Gar’s life began when the meteorite landed in the Mud River. He was embedded inside, like a dried, microscopic seed, feeling nothing, anticipating nothing. The meteorite broke open, water rushed in, and his cells became animated and began to function and replicate.
Gar did not remember the first ten years of his life. He had been buried under grains of sand, silt, and leaves at the bottom of the river. He did not move or think. He just grew, becoming bigger and stronger.
In his tenth year, Gar became aware of a bright light above him. He wanted to get closer to it. He had muscle and a shell and he used them to strain against the particles of soil that surrounded and covered him. He pushed and pushed until the soil gave way and he emerged into the light. The river carried him downstream.

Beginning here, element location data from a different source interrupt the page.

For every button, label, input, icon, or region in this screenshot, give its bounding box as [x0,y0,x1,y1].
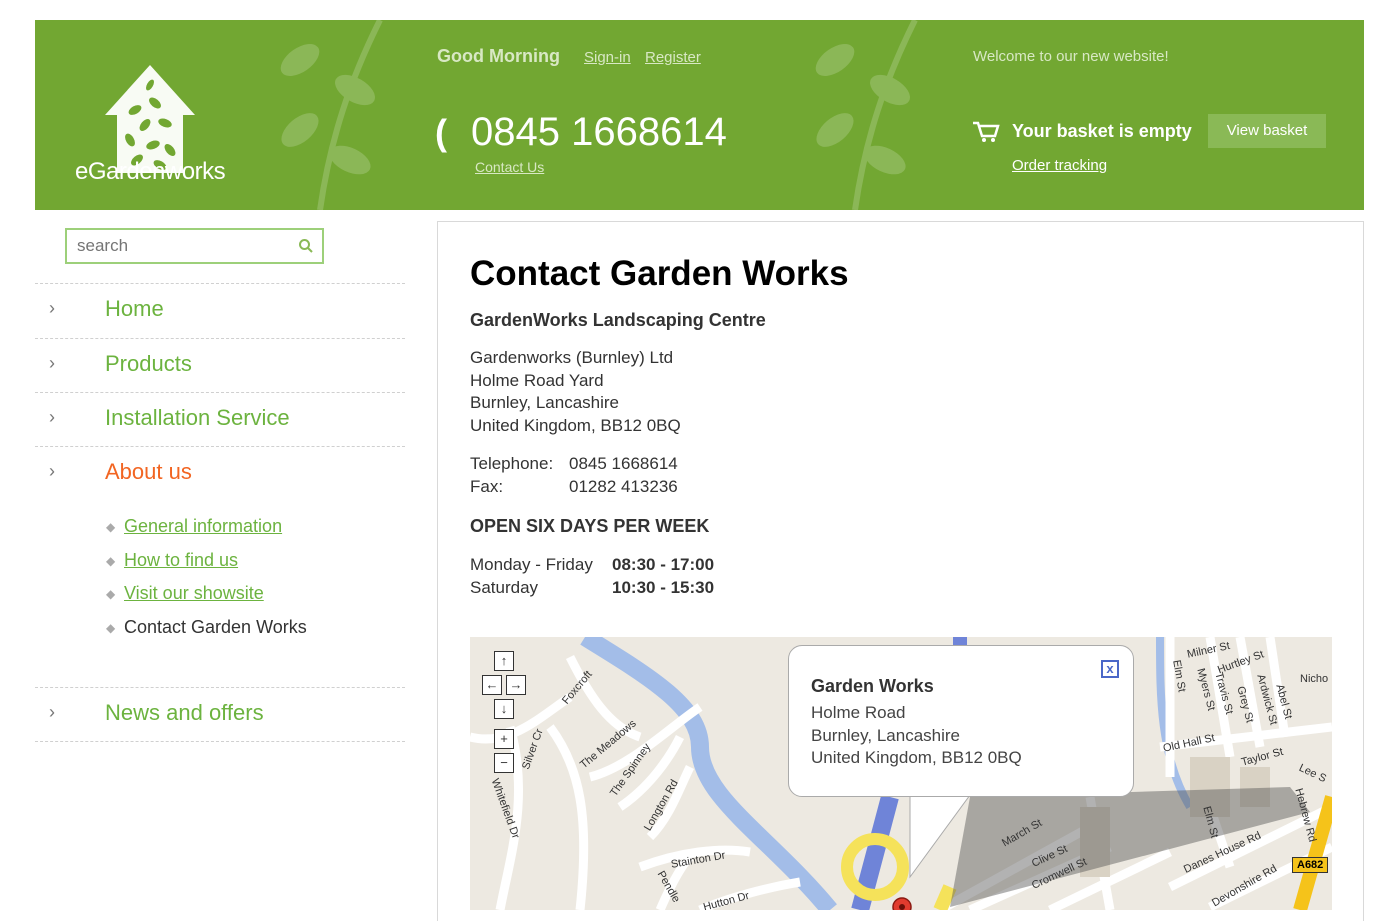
zoom-out-icon[interactable]: − [494,753,514,773]
chevron-right-icon: › [49,353,55,373]
telephone-value: 0845 1668614 [569,454,678,473]
close-icon[interactable]: x [1101,660,1119,678]
search-input[interactable] [67,230,287,262]
address-line: Holme Road Yard [470,370,604,390]
subnav-item-general[interactable]: ◆ General information [106,516,282,537]
contact-us-link[interactable]: Contact Us [475,159,544,175]
fax-row: Fax: 01282 413236 [470,477,678,497]
subnav-link[interactable]: Visit our showsite [124,583,264,603]
chevron-right-icon: › [49,298,55,318]
pan-right-icon[interactable]: → [506,675,526,695]
hours-time: 10:30 - 15:30 [612,578,715,597]
fax-value: 01282 413236 [569,477,678,496]
leaf-decoration-icon [815,20,918,210]
nav-label[interactable]: Products [105,351,192,377]
street-label: Nicho [1300,673,1329,685]
chevron-right-icon: › [49,461,55,481]
phone-icon: ( [435,112,447,153]
subnav-item-contact[interactable]: ◆ Contact Garden Works [106,617,307,638]
order-tracking-link[interactable]: Order tracking [1012,157,1107,174]
bullet-icon: ◆ [106,554,116,569]
bullet-icon: ◆ [106,621,116,636]
subnav-item-find-us[interactable]: ◆ How to find us [106,550,238,571]
main-road [933,884,957,910]
nav-item-about[interactable]: › About us [35,447,405,501]
nav-item-products[interactable]: › Products [35,339,405,393]
nav-item-installation[interactable]: › Installation Service [35,393,405,447]
subnav-link[interactable]: How to find us [124,550,238,570]
hours-day: Monday - Friday [470,555,593,574]
hours-row: Monday - Friday 08:30 - 17:00 [470,555,714,575]
bullet-icon: ◆ [106,520,116,535]
signin-link[interactable]: Sign-in [584,49,631,66]
subnav-link[interactable]: General information [124,516,282,536]
zoom-in-icon[interactable]: + [494,729,514,749]
greeting-text: Good Morning [437,46,560,66]
subnav-current[interactable]: Contact Garden Works [124,617,307,637]
page-title: Contact Garden Works [470,254,849,293]
fax-label: Fax: [470,477,504,496]
nav-label[interactable]: Installation Service [105,405,290,431]
location-map[interactable]: ↑ ← → ↓ + − Foxcroft The Meadows The Spi… [470,637,1332,910]
basket-status: Your basket is empty [1012,121,1192,141]
address-line: United Kingdom, BB12 0BQ [470,415,681,435]
chevron-right-icon: › [49,407,55,427]
address-line: Burnley, Lancashire [470,393,619,412]
logo-text[interactable]: eGardenworks [75,158,226,186]
hours-row: Saturday 10:30 - 15:30 [470,578,714,598]
hours-time: 08:30 - 17:00 [612,555,715,574]
site-header: eGardenworks Good Morning Sign-in Regist… [35,20,1364,210]
view-basket-button[interactable]: View basket [1208,114,1326,148]
bullet-icon: ◆ [106,587,116,602]
leaf-decoration-icon [280,20,383,210]
pan-down-icon[interactable]: ↓ [494,699,514,719]
info-window-line: United Kingdom, BB12 0BQ [811,748,1022,767]
road-badge: A682 [1292,857,1329,873]
nav-label[interactable]: About us [105,459,192,485]
subnav-item-showsite[interactable]: ◆ Visit our showsite [106,583,264,604]
pan-left-icon[interactable]: ← [482,675,502,695]
opening-heading: OPEN SIX DAYS PER WEEK [470,516,710,536]
info-window-line: Burnley, Lancashire [811,726,960,745]
address-block: Gardenworks (Burnley) Ltd Holme Road Yar… [470,347,681,437]
info-window-line: Holme Road [811,703,906,722]
centre-name: GardenWorks Landscaping Centre [470,310,766,330]
telephone-row: Telephone: 0845 1668614 [470,454,678,474]
register-link[interactable]: Register [645,49,701,66]
search-box [65,228,324,264]
hours-day: Saturday [470,578,539,597]
nav-divider [35,741,405,742]
search-icon[interactable] [298,238,314,254]
chevron-right-icon: › [49,702,55,722]
address-line: Gardenworks (Burnley) Ltd [470,348,674,367]
nav-item-news[interactable]: › News and offers [35,688,405,742]
phone-number: 0845 1668614 [471,110,727,154]
info-window: Garden Works Holme Road Burnley, Lancash… [788,645,1134,797]
nav-label[interactable]: Home [105,296,164,322]
telephone-label: Telephone: [470,454,554,473]
welcome-text: Welcome to our new website! [973,48,1169,65]
nav-label[interactable]: News and offers [105,700,264,726]
pan-up-icon[interactable]: ↑ [494,651,514,671]
cart-icon [973,121,1000,142]
nav-item-home[interactable]: › Home [35,284,405,338]
info-window-title: Garden Works [811,676,934,696]
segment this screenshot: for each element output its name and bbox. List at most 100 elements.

The Mud River is so-named because its water is brown, even at the source in the low mountains of Virginia. There it runs fast over worn limestone and sandstone boulders. In North Carolina, the Mud is fed by underground springs, and starts to spread out. By the time it reaches the eastern edge of South Carolina, near Ada, the river is wide and slow and ready to spill into the ocean.
Gar grew by sucking in that water, absorbing the nutrients through his outer layer. When he emerged from the soil, he was large enough to be visible, but not conspicuous. He looked like a grey stone. He was dense, prone to sinking. He grew a large, muscular foot.
He spent his eleventh year using his foot to traverse a slow elliptical path along the river floor. He followed ribbons of sunlight that penetrated the water down to the bottom. The ellipse was no larger than a one square foot area of the riverbed, but Gar’s efforts to follow the light on the path consumed his days. He absorbed more nutrients and grew.
In his twelfth year, Gar grew a pair of green eyes and began to see things moving past him in the light. He saw the river for the first time in its stratified detail. He saw the layers of soil and debris, layers of bacteria and algae, layers of other organisms, even the layers of water. He watched the moving water and felt it push against him. He kept his foot anchored to the river floor to avoid being carried off. He became attuned to the constant motion and the subtle shifts in the current. On a clear day he could see silt, muck, twigs, river plants, and of course animals, move past him in the water. The animals moved independently from the water’s current. Gar wanted to move like them.